Motif ini bermakna interdepensi antara manusia dan alam sekitarnya. Tumbuhan “Kaweng” baik daunnya maupun bunganya untuk dijadikanbahan pengobatan luka dari hewan piaraan/ternak. Motif ini mengajarkan kita bahwa alam flora menunjang kehidupan manusia baik sebagai makanan dan perumahan maupun untuk pengobatan; oleh karena itu, lestarikan alam lingkungan.
3.     Bunga songke bermotif “Ranggong” (Laba-laba)
Laba-laba tekun membuat jaringan/sarang, motif ini bersimbol “kejujuran dan kerja keras/cermat”. Diyakini dan disadari, bahwa laba-laba tidak pernah mencuri atau cari gampang seperti tikus, curi sana sini. Melalui motif Ranggong yang syarat makna ini, orang Manggarai selalu diingatkan untuk senantiasa bekerja keras/cermat dan jujur, sehngga beroleh rezeki dari ketekunan bekerja keras secara cermat dan jujur. Hanya dengan kejujuran orang hidup tenang, tidak diburu seperti tikus.

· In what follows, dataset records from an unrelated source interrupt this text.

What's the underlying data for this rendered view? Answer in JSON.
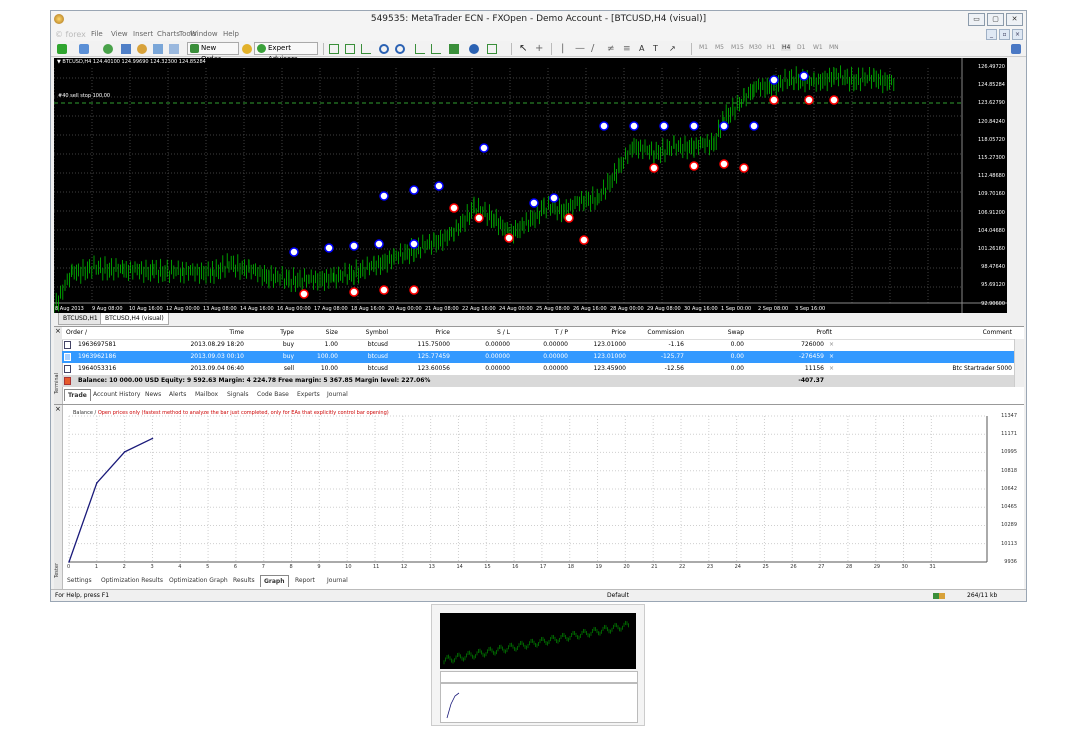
{
  "window": {
    "title": "549535: MetaTrader ECN - FXOpen - Demo Account - [BTCUSD,H4 (visual)]",
    "controls": [
      "▭",
      "▢",
      "✕"
    ],
    "mdi_controls": [
      "_",
      "▫",
      "×"
    ]
  },
  "menu": {
    "items": [
      "File",
      "View",
      "Insert",
      "Charts",
      "Tools",
      "Window",
      "Help"
    ],
    "watermark": "© forex"
  },
  "toolbar": {
    "new_order": "New Order",
    "expert_advisors": "Expert Advisors",
    "text_tool": "A",
    "label_tool": "T",
    "timeframes": [
      "M1",
      "M5",
      "M15",
      "M30",
      "H1",
      "H4",
      "D1",
      "W1",
      "MN"
    ],
    "active_timeframe": "H4"
  },
  "chart": {
    "info": "▼ BTCUSD,H4  124.40100 124.99690 124.32300 124.85284",
    "order_label": "#40 sell stop 100,00",
    "price_labels": [
      "126.49720",
      "124.85284",
      "123.62790",
      "120.84240",
      "118.05720",
      "115.27300",
      "112.48680",
      "109.70160",
      "106.91200",
      "104.04680",
      "101.26160",
      "98.47640",
      "95.69120",
      "92.90600"
    ],
    "time_labels": [
      "8 Aug 2013",
      "9 Aug 08:00",
      "10 Aug 16:00",
      "12 Aug 00:00",
      "13 Aug 08:00",
      "14 Aug 16:00",
      "16 Aug 00:00",
      "17 Aug 08:00",
      "18 Aug 16:00",
      "20 Aug 00:00",
      "21 Aug 08:00",
      "22 Aug 16:00",
      "24 Aug 00:00",
      "25 Aug 08:00",
      "26 Aug 16:00",
      "28 Aug 00:00",
      "29 Aug 08:00",
      "30 Aug 16:00",
      "1 Sep 00:00",
      "2 Sep 08:00",
      "3 Sep 16:00"
    ],
    "colors": {
      "bull": "#00c000",
      "bear": "#00c000",
      "grid": "#404040",
      "buy_marker": "#0000ff",
      "sell_marker": "#ff0000"
    }
  },
  "chart_tabs": [
    "BTCUSD,H1",
    "BTCUSD,H4 (visual)"
  ],
  "terminal": {
    "side_label": "Terminal",
    "columns": [
      "Order  /",
      "Time",
      "Type",
      "Size",
      "Symbol",
      "Price",
      "S / L",
      "T / P",
      "Price",
      "Commission",
      "Swap",
      "Profit",
      "Comment"
    ],
    "rows": [
      [
        "1963697581",
        "2013.08.29 18:20",
        "buy",
        "1.00",
        "btcusd",
        "115.75000",
        "0.00000",
        "0.00000",
        "123.01000",
        "-1.16",
        "0.00",
        "726000",
        ""
      ],
      [
        "1963962186",
        "2013.09.03 00:10",
        "buy",
        "100.00",
        "btcusd",
        "125.77459",
        "0.00000",
        "0.00000",
        "123.01000",
        "-125.77",
        "0.00",
        "-276459",
        ""
      ],
      [
        "1964053316",
        "2013.09.04 06:40",
        "sell",
        "10.00",
        "btcusd",
        "123.60056",
        "0.00000",
        "0.00000",
        "123.45900",
        "-12.56",
        "0.00",
        "11156",
        "Btc Startrader 5000"
      ]
    ],
    "summary": "Balance: 10 000.00 USD  Equity: 9 592.63  Margin: 4 224.78  Free margin: 5 367.85  Margin level: 227.06%",
    "summary_profit": "-407.37",
    "close_mark": "×",
    "tabs": [
      "Trade",
      "Account History",
      "News",
      "Alerts",
      "Mailbox",
      "Signals",
      "Code Base",
      "Experts",
      "Journal"
    ],
    "active_tab": "Trade"
  },
  "tester": {
    "side_label": "Tester",
    "legend_prefix": "Balance / ",
    "legend_note": "Open prices only (fastest method to analyze the bar just completed, only for EAs that explicitly control bar opening)",
    "tabs": [
      "Settings",
      "Optimization Results",
      "Optimization Graph",
      "Results",
      "Graph",
      "Report",
      "Journal"
    ],
    "active_tab": "Graph"
  },
  "chart_data": {
    "type": "line",
    "x": [
      0,
      1,
      2,
      3
    ],
    "series": [
      {
        "name": "Balance",
        "values": [
          9936,
          10700,
          11000,
          11130
        ]
      }
    ],
    "x_ticks": [
      "0",
      "1",
      "2",
      "3",
      "4",
      "5",
      "6",
      "7",
      "8",
      "9",
      "10",
      "11",
      "12",
      "13",
      "14",
      "15",
      "16",
      "17",
      "18",
      "19",
      "20",
      "21",
      "22",
      "23",
      "24",
      "25",
      "26",
      "27",
      "28",
      "29",
      "30",
      "31"
    ],
    "y_ticks": [
      "11347",
      "11171",
      "10995",
      "10818",
      "10642",
      "10465",
      "10289",
      "10113",
      "9936"
    ],
    "xlim": [
      0,
      33
    ],
    "ylim": [
      9936,
      11347
    ],
    "grid": true,
    "line_color": "#1a1a7a"
  },
  "status": {
    "help": "For Help, press F1",
    "profile": "Default",
    "traffic": "264/11 kb"
  }
}
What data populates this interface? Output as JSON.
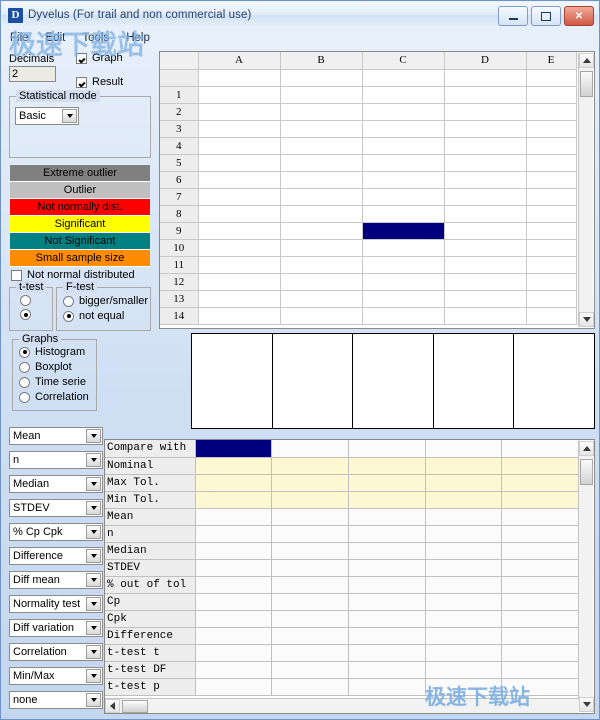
{
  "window": {
    "title": "Dyvelus (For trail and non commercial use)",
    "icon": "D",
    "buttons": {
      "minimize": "minimize-icon",
      "maximize": "maximize-icon",
      "close": "✕"
    }
  },
  "menu": {
    "items": [
      "File",
      "Edit",
      "Tools",
      "Help"
    ]
  },
  "watermark": {
    "text": "极速下载站"
  },
  "left_panel": {
    "decimals_label": "Decimals",
    "decimals_value": "2",
    "checkboxes": [
      {
        "label": "Graph",
        "checked": true
      },
      {
        "label": "Result",
        "checked": true
      }
    ],
    "statistical_mode": {
      "legend": "Statistical mode",
      "value": "Basic"
    },
    "legend_items": [
      {
        "label": "Extreme outlier",
        "color": "#808080",
        "text_color": "#000000"
      },
      {
        "label": "Outlier",
        "color": "#c0c0c0",
        "text_color": "#000000"
      },
      {
        "label": "Not normally dist.",
        "color": "#ff0000",
        "text_color": "#000000"
      },
      {
        "label": "Significant",
        "color": "#ffff00",
        "text_color": "#000000"
      },
      {
        "label": "Not Significant",
        "color": "#008080",
        "text_color": "#000000"
      },
      {
        "label": "Small sample size",
        "color": "#ff8c00",
        "text_color": "#000000"
      }
    ],
    "not_normal_checkbox": {
      "label": "Not normal distributed",
      "checked": false
    },
    "ttest": {
      "legend": "t-test",
      "options": [
        "",
        ""
      ],
      "selected_index": 1
    },
    "ftest": {
      "legend": "F-test",
      "options": [
        "bigger/smaller",
        "not equal"
      ],
      "selected_index": 1
    },
    "graphs": {
      "legend": "Graphs",
      "options": [
        "Histogram",
        "Boxplot",
        "Time serie",
        "Correlation"
      ],
      "selected_index": 0
    },
    "dropdowns": [
      "Mean",
      "n",
      "Median",
      "STDEV",
      "% Cp Cpk",
      "Difference",
      "Diff mean",
      "Normality test",
      "Diff variation",
      "Correlation",
      "Min/Max",
      "none"
    ]
  },
  "sheet": {
    "columns": [
      "A",
      "B",
      "C",
      "D",
      "E"
    ],
    "rows": [
      "",
      "1",
      "2",
      "3",
      "4",
      "5",
      "6",
      "7",
      "8",
      "9",
      "10",
      "11",
      "12",
      "13",
      "14"
    ],
    "selected_cell": {
      "row": "9",
      "column": "C"
    },
    "selection_color": "#00007f"
  },
  "graph_panel": {
    "cells": 5
  },
  "results": {
    "row_labels": [
      "Compare with",
      "Nominal",
      "Max Tol.",
      "Min Tol.",
      "Mean",
      "n",
      "Median",
      "STDEV",
      "% out of tol",
      "Cp",
      "Cpk",
      "Difference",
      "t-test t",
      "t-test DF",
      "t-test p"
    ],
    "highlight_rows": [
      "Nominal",
      "Max Tol.",
      "Min Tol."
    ],
    "highlight_color": "#fdf8d2",
    "selected_row": "Compare with",
    "data_columns": 5,
    "values": [
      [
        "",
        "",
        "",
        "",
        ""
      ],
      [
        "",
        "",
        "",
        "",
        ""
      ],
      [
        "",
        "",
        "",
        "",
        ""
      ],
      [
        "",
        "",
        "",
        "",
        ""
      ],
      [
        "",
        "",
        "",
        "",
        ""
      ],
      [
        "",
        "",
        "",
        "",
        ""
      ],
      [
        "",
        "",
        "",
        "",
        ""
      ],
      [
        "",
        "",
        "",
        "",
        ""
      ],
      [
        "",
        "",
        "",
        "",
        ""
      ],
      [
        "",
        "",
        "",
        "",
        ""
      ],
      [
        "",
        "",
        "",
        "",
        ""
      ],
      [
        "",
        "",
        "",
        "",
        ""
      ],
      [
        "",
        "",
        "",
        "",
        ""
      ],
      [
        "",
        "",
        "",
        "",
        ""
      ],
      [
        "",
        "",
        "",
        "",
        ""
      ]
    ]
  }
}
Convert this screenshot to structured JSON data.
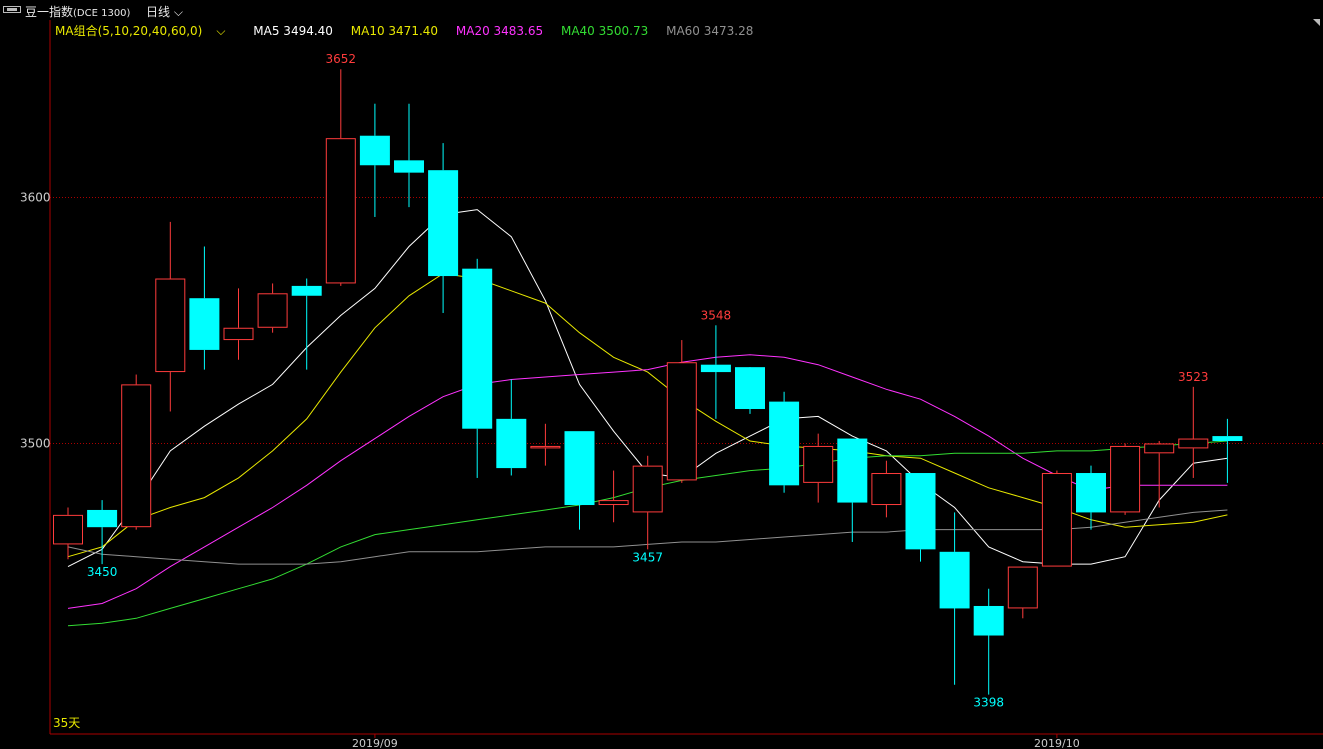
{
  "header": {
    "title": "豆一指数",
    "code": "(DCE 1300)",
    "period": "日线"
  },
  "ma_legend": {
    "combo": "MA组合(5,10,20,40,60,0)",
    "items": [
      {
        "label": "MA5 3494.40",
        "color": "#ffffff"
      },
      {
        "label": "MA10 3471.40",
        "color": "#e8e800"
      },
      {
        "label": "MA20 3483.65",
        "color": "#ff33ff"
      },
      {
        "label": "MA40 3500.73",
        "color": "#33dd33"
      },
      {
        "label": "MA60 3473.28",
        "color": "#909090"
      }
    ]
  },
  "footer": {
    "days": "35天"
  },
  "colors": {
    "up": "#ff3c3c",
    "down": "#00ffff",
    "ma5": "#ffffff",
    "ma10": "#e8e800",
    "ma20": "#ff33ff",
    "ma40": "#33dd33",
    "ma60": "#909090",
    "axis": "#aa0000",
    "grid": "#aa0000"
  },
  "chart_data": {
    "type": "candlestick",
    "y_ticks": [
      3600,
      3500
    ],
    "ylim": [
      3382,
      3672
    ],
    "x_tick_labels": [
      {
        "label": "2019/09",
        "index": 9
      },
      {
        "label": "2019/10",
        "index": 29
      }
    ],
    "annotations": [
      {
        "label": "3652",
        "index": 8,
        "kind": "high"
      },
      {
        "label": "3450",
        "index": 1,
        "kind": "low"
      },
      {
        "label": "3548",
        "index": 19,
        "kind": "high"
      },
      {
        "label": "3457",
        "index": 17,
        "kind": "low"
      },
      {
        "label": "3398",
        "index": 27,
        "kind": "low"
      },
      {
        "label": "3523",
        "index": 33,
        "kind": "high"
      }
    ],
    "candles": [
      {
        "o": 3459,
        "h": 3474,
        "l": 3453,
        "c": 3471
      },
      {
        "o": 3473,
        "h": 3477,
        "l": 3451,
        "c": 3466
      },
      {
        "o": 3466,
        "h": 3528,
        "l": 3465,
        "c": 3524
      },
      {
        "o": 3529,
        "h": 3590,
        "l": 3513,
        "c": 3567
      },
      {
        "o": 3559,
        "h": 3580,
        "l": 3530,
        "c": 3538
      },
      {
        "o": 3542,
        "h": 3563,
        "l": 3534,
        "c": 3547
      },
      {
        "o": 3547,
        "h": 3565,
        "l": 3545,
        "c": 3561
      },
      {
        "o": 3564,
        "h": 3567,
        "l": 3530,
        "c": 3560
      },
      {
        "o": 3565,
        "h": 3652,
        "l": 3564,
        "c": 3624
      },
      {
        "o": 3625,
        "h": 3638,
        "l": 3592,
        "c": 3613
      },
      {
        "o": 3615,
        "h": 3638,
        "l": 3596,
        "c": 3610
      },
      {
        "o": 3611,
        "h": 3622,
        "l": 3553,
        "c": 3568
      },
      {
        "o": 3571,
        "h": 3575,
        "l": 3486,
        "c": 3506
      },
      {
        "o": 3510,
        "h": 3526,
        "l": 3487,
        "c": 3490
      },
      {
        "o": 3498,
        "h": 3508,
        "l": 3491,
        "c": 3499
      },
      {
        "o": 3505,
        "h": 3505,
        "l": 3465,
        "c": 3475
      },
      {
        "o": 3475,
        "h": 3489,
        "l": 3468,
        "c": 3477
      },
      {
        "o": 3472,
        "h": 3495,
        "l": 3457,
        "c": 3491
      },
      {
        "o": 3485,
        "h": 3542,
        "l": 3484,
        "c": 3533
      },
      {
        "o": 3532,
        "h": 3548,
        "l": 3510,
        "c": 3529
      },
      {
        "o": 3531,
        "h": 3528,
        "l": 3512,
        "c": 3514
      },
      {
        "o": 3517,
        "h": 3521,
        "l": 3480,
        "c": 3483
      },
      {
        "o": 3484,
        "h": 3504,
        "l": 3476,
        "c": 3499
      },
      {
        "o": 3502,
        "h": 3502,
        "l": 3460,
        "c": 3476
      },
      {
        "o": 3475,
        "h": 3493,
        "l": 3470,
        "c": 3488
      },
      {
        "o": 3488,
        "h": 3488,
        "l": 3452,
        "c": 3457
      },
      {
        "o": 3456,
        "h": 3472,
        "l": 3402,
        "c": 3433
      },
      {
        "o": 3434,
        "h": 3441,
        "l": 3398,
        "c": 3422
      },
      {
        "o": 3433,
        "h": 3450,
        "l": 3429,
        "c": 3450
      },
      {
        "o": 3450,
        "h": 3489,
        "l": 3450,
        "c": 3488
      },
      {
        "o": 3488,
        "h": 3491,
        "l": 3465,
        "c": 3472
      },
      {
        "o": 3472,
        "h": 3500,
        "l": 3471,
        "c": 3499
      },
      {
        "o": 3496,
        "h": 3501,
        "l": 3474,
        "c": 3500
      },
      {
        "o": 3498,
        "h": 3523,
        "l": 3486,
        "c": 3502
      },
      {
        "o": 3503,
        "h": 3510,
        "l": 3484,
        "c": 3501
      }
    ],
    "series": [
      {
        "name": "MA5",
        "key": "ma5",
        "values": [
          3450,
          3457,
          3476,
          3497,
          3507,
          3516,
          3524,
          3539,
          3552,
          3563,
          3580,
          3593,
          3595,
          3584,
          3558,
          3524,
          3505,
          3488,
          3486,
          3496,
          3503,
          3510,
          3511,
          3503,
          3497,
          3484,
          3474,
          3458,
          3452,
          3451,
          3451,
          3454,
          3477,
          3492,
          3494
        ]
      },
      {
        "name": "MA10",
        "key": "ma10",
        "values": [
          3454,
          3458,
          3469,
          3474,
          3478,
          3486,
          3497,
          3510,
          3529,
          3547,
          3560,
          3569,
          3567,
          3562,
          3557,
          3545,
          3535,
          3529,
          3518,
          3509,
          3501,
          3499,
          3498,
          3497,
          3495,
          3494,
          3488,
          3482,
          3478,
          3474,
          3469,
          3466,
          3467,
          3468,
          3471
        ]
      },
      {
        "name": "MA20",
        "key": "ma20",
        "values": [
          3433,
          3435,
          3441,
          3450,
          3458,
          3466,
          3474,
          3483,
          3493,
          3502,
          3511,
          3519,
          3524,
          3526,
          3527,
          3528,
          3529,
          3530,
          3533,
          3535,
          3536,
          3535,
          3532,
          3527,
          3522,
          3518,
          3511,
          3503,
          3494,
          3487,
          3481,
          3483,
          3483,
          3483,
          3483
        ]
      },
      {
        "name": "MA40",
        "key": "ma40",
        "values": [
          3426,
          3427,
          3429,
          3433,
          3437,
          3441,
          3445,
          3451,
          3458,
          3463,
          3465,
          3467,
          3469,
          3471,
          3473,
          3475,
          3478,
          3482,
          3485,
          3487,
          3489,
          3490,
          3492,
          3494,
          3495,
          3495,
          3496,
          3496,
          3496,
          3497,
          3497,
          3498,
          3499,
          3500,
          3501
        ]
      },
      {
        "name": "MA60",
        "key": "ma60",
        "values": [
          3458,
          3455,
          3454,
          3453,
          3452,
          3451,
          3451,
          3451,
          3452,
          3454,
          3456,
          3456,
          3456,
          3457,
          3458,
          3458,
          3458,
          3459,
          3460,
          3460,
          3461,
          3462,
          3463,
          3464,
          3464,
          3465,
          3465,
          3465,
          3465,
          3465,
          3466,
          3468,
          3470,
          3472,
          3473
        ]
      }
    ]
  }
}
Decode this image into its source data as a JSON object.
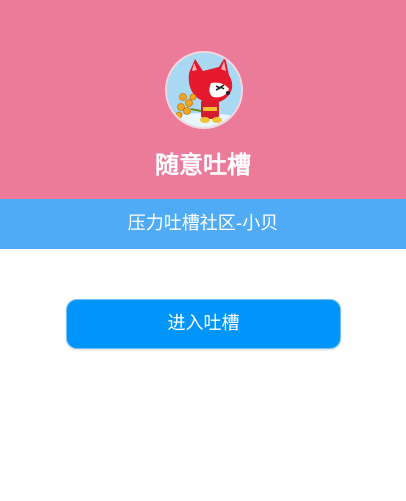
{
  "header": {
    "avatar_icon": "cartoon-fox-avatar-icon",
    "title": "随意吐槽",
    "background_color": "#ec7b99"
  },
  "subheader": {
    "text": "压力吐槽社区-小贝",
    "background_color": "#4fabf6"
  },
  "actions": {
    "enter_label": "进入吐槽",
    "button_color": "#0095fb"
  }
}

4.     Motif “Su’i” (garis-garis batas)
Melambangkan keberakhiran segala sesuatu; bahwa segala sesuatu ada akhirnya dan ada batasnya.
5.     Motif “Ntala” (Bintang)
Motif “Ntala” terkait erat dengan harapan yang sering dikumandangkan dalam ”tudak” / ”idik” (doa) yaitu “porong langkas haeng ntala” (supaya senantiasa tinggi sampai di bintang). Maksudnya supaya senantiasa sehat, umur panjang, dan memiliki ketinggian pengaruh lebih dari orang lain dalam hal membawa terang perubahan.
6.     Motif “Wela Runu” (Bunga Runu)
Melambangkan sikap ethos, bahwa orang Manggarai sebagai bunga kedil tetapi indah dan memberi hidup, dan ia hidup di tengah kefana’an.